I didn’t use italic digits because I wanted the clock to be calm, plain and neutral (italic segments tend to add speed and futuristic look)

By using an ESP8266 and ws2812 LEDs the electronic design was dead simple. An LDR and a resistor configured as a voltage divider allows light measurement and dynamical light intensity. I also added a 3.3V LDO and two decoupling capacitors. It is truly a minimalistic design using only two I/Os on the ESP. Power, Wi-Fi and light in, time out...

My first idea was to design a custom PCB with LEDs for each segment. I quickly realized that by adopting the spacing between the digits to a fixed distance I could use a strand of addressable LED strip, replacing the need for a custom PCB. This means that 12 LEDs will not be used, but it’s a small price to pay for the gained simplicity. By choosing different LED strip densities (number of LEDs/m) I could adjust the size of the clock. I settled with the standard 60led/m which is easy to get and gives a medium size clock (190x54x4mm)

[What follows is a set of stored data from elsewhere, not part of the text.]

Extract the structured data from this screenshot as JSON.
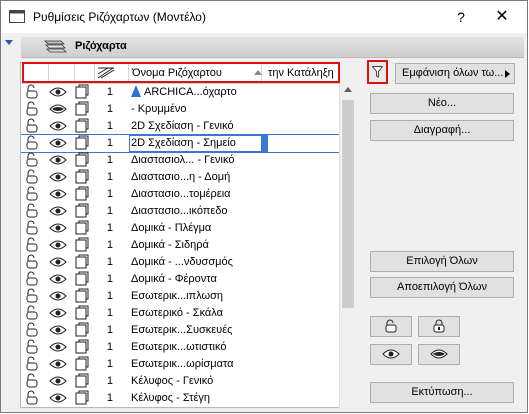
{
  "window": {
    "title": "Ρυθμίσεις Ριζόχαρτων (Μοντέλο)",
    "help_label": "?",
    "close_label": "✕"
  },
  "section": {
    "title": "Ριζόχαρτα"
  },
  "list": {
    "columns": {
      "name": "Όνομα Ριζόχαρτου",
      "extension": "την Κατάληξη"
    },
    "rows": [
      {
        "pen": "1",
        "name": "ARCHICA...όχαρτο",
        "archicad_icon": true
      },
      {
        "pen": "1",
        "name": "- Κρυμμένο",
        "hidden": true
      },
      {
        "pen": "1",
        "name": "2D Σχεδίαση - Γενικό"
      },
      {
        "pen": "1",
        "name": "2D Σχεδίαση - Σημείο",
        "selected": true
      },
      {
        "pen": "1",
        "name": "Διαστασιολ... - Γενικό"
      },
      {
        "pen": "1",
        "name": "Διαστασιο...η - Δομή"
      },
      {
        "pen": "1",
        "name": "Διαστασιο...τομέρεια"
      },
      {
        "pen": "1",
        "name": "Διαστασιο...ικόπεδο"
      },
      {
        "pen": "1",
        "name": "Δομικά - Πλέγμα"
      },
      {
        "pen": "1",
        "name": "Δομικά - Σιδηρά"
      },
      {
        "pen": "1",
        "name": "Δομικά - ...νδυσσμός"
      },
      {
        "pen": "1",
        "name": "Δομικά - Φέροντα"
      },
      {
        "pen": "1",
        "name": "Εσωτερικ...ιπλωση"
      },
      {
        "pen": "1",
        "name": "Εσωτερικό - Σκάλα"
      },
      {
        "pen": "1",
        "name": "Εσωτερικ...Συσκευές"
      },
      {
        "pen": "1",
        "name": "Εσωτερικ...ωτιστικό"
      },
      {
        "pen": "1",
        "name": "Εσωτερικ...ωρίσματα"
      },
      {
        "pen": "1",
        "name": "Κέλυφος - Γενικό"
      },
      {
        "pen": "1",
        "name": "Κέλυφος - Στέγη"
      }
    ]
  },
  "buttons": {
    "show_all": "Εμφάνιση όλων τω...",
    "new": "Νέο...",
    "delete": "Διαγραφή...",
    "select_all": "Επιλογή Όλων",
    "deselect_all": "Αποεπιλογή Όλων",
    "print": "Εκτύπωση..."
  },
  "colors": {
    "accent": "#3b78d4",
    "highlight": "#e01010"
  }
}
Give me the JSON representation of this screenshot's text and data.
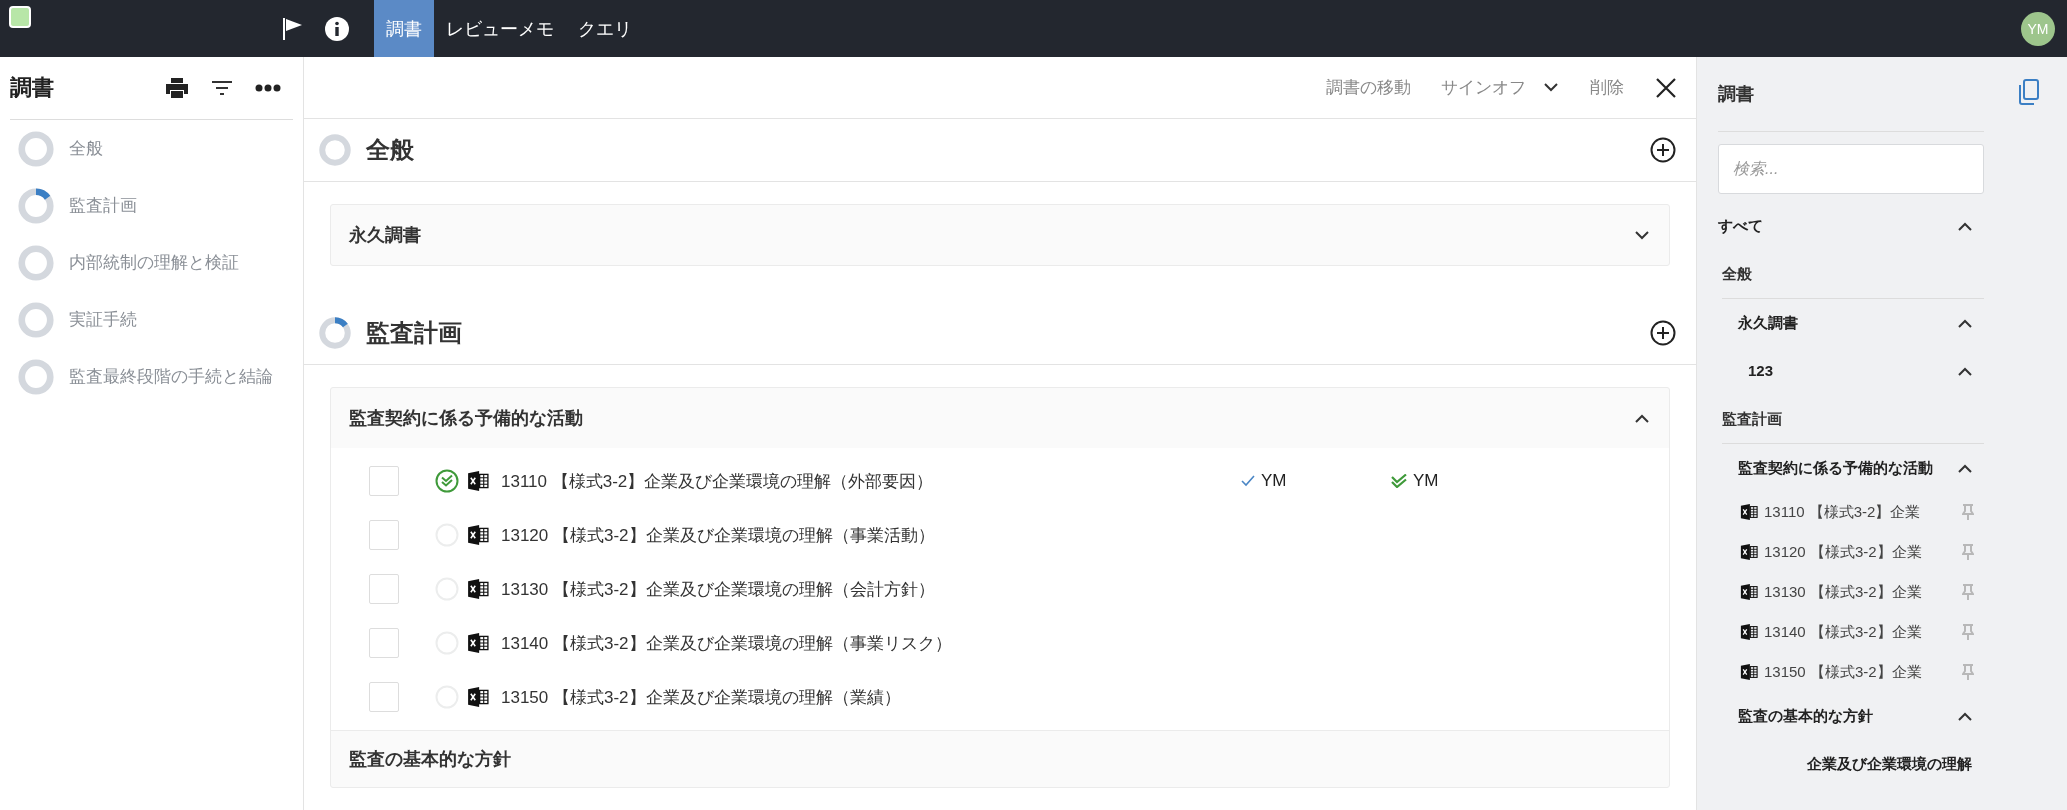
{
  "topbar": {
    "tabs": [
      {
        "label": "調書",
        "selected": true
      },
      {
        "label": "レビューメモ",
        "selected": false
      },
      {
        "label": "クエリ",
        "selected": false
      }
    ],
    "avatar": "YM"
  },
  "left": {
    "title": "調書",
    "items": [
      {
        "label": "全般",
        "level": 0
      },
      {
        "label": "監査計画",
        "level": 0.15
      },
      {
        "label": "内部統制の理解と検証",
        "level": 0
      },
      {
        "label": "実証手続",
        "level": 0
      },
      {
        "label": "監査最終段階の手続と結論",
        "level": 0
      }
    ]
  },
  "toolbar": {
    "actions": [
      {
        "label": "調書の移動",
        "kind": "plain"
      },
      {
        "label": "サインオフ",
        "kind": "dropdown"
      },
      {
        "label": "削除",
        "kind": "plain"
      }
    ]
  },
  "sections": [
    {
      "title": "全般",
      "level": 0,
      "cards": [
        {
          "title": "永久調書",
          "expanded": false
        }
      ]
    },
    {
      "title": "監査計画",
      "level": 0.15,
      "cards": [
        {
          "title": "監査契約に係る予備的な活動",
          "expanded": true,
          "rows": [
            {
              "label": "13110 【様式3-2】企業及び企業環境の理解（外部要因）",
              "checked": false,
              "completed": true,
              "preparer": "YM",
              "reviewer": "YM"
            },
            {
              "label": "13120 【様式3-2】企業及び企業環境の理解（事業活動）",
              "checked": false,
              "completed": false
            },
            {
              "label": "13130 【様式3-2】企業及び企業環境の理解（会計方針）",
              "checked": false,
              "completed": false
            },
            {
              "label": "13140 【様式3-2】企業及び企業環境の理解（事業リスク）",
              "checked": false,
              "completed": false
            },
            {
              "label": "13150 【様式3-2】企業及び企業環境の理解（業績）",
              "checked": false,
              "completed": false
            }
          ]
        }
      ],
      "next_heading": "監査の基本的な方針"
    }
  ],
  "right": {
    "title": "調書",
    "search": {
      "placeholder": "検索..."
    },
    "tree": [
      {
        "kind": "group",
        "label": "すべて",
        "expanded": true,
        "children": [
          {
            "kind": "heading",
            "label": "全般",
            "children": [
              {
                "kind": "group",
                "label": "永久調書",
                "expanded": true,
                "children": [
                  {
                    "kind": "group",
                    "label": "123",
                    "expanded": true
                  }
                ]
              }
            ]
          },
          {
            "kind": "heading",
            "label": "監査計画",
            "children": [
              {
                "kind": "group",
                "label": "監査契約に係る予備的な活動",
                "expanded": true,
                "children": [
                  {
                    "kind": "file",
                    "label": "13110 【様式3-2】企業"
                  },
                  {
                    "kind": "file",
                    "label": "13120 【様式3-2】企業"
                  },
                  {
                    "kind": "file",
                    "label": "13130 【様式3-2】企業"
                  },
                  {
                    "kind": "file",
                    "label": "13140 【様式3-2】企業"
                  },
                  {
                    "kind": "file",
                    "label": "13150 【様式3-2】企業"
                  }
                ]
              },
              {
                "kind": "group",
                "label": "監査の基本的な方針",
                "expanded": true,
                "children": [
                  {
                    "kind": "group",
                    "label": "企業及び企業環境の理解"
                  }
                ]
              }
            ]
          }
        ]
      }
    ]
  }
}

By using my 3DPCB idea I integrated the components and wires in the opaque light blocking structure. I separated the electronics from the segments, allowing me to tune the design if needed. The light blocking structure was printed in white PLA (which is far from opaque), but still limits light leakage at the same time it allows background LDR measurement without visible components (thru the white front). 

The segments are printed in transparent PLA which results in a light diffusing plastic that works really great.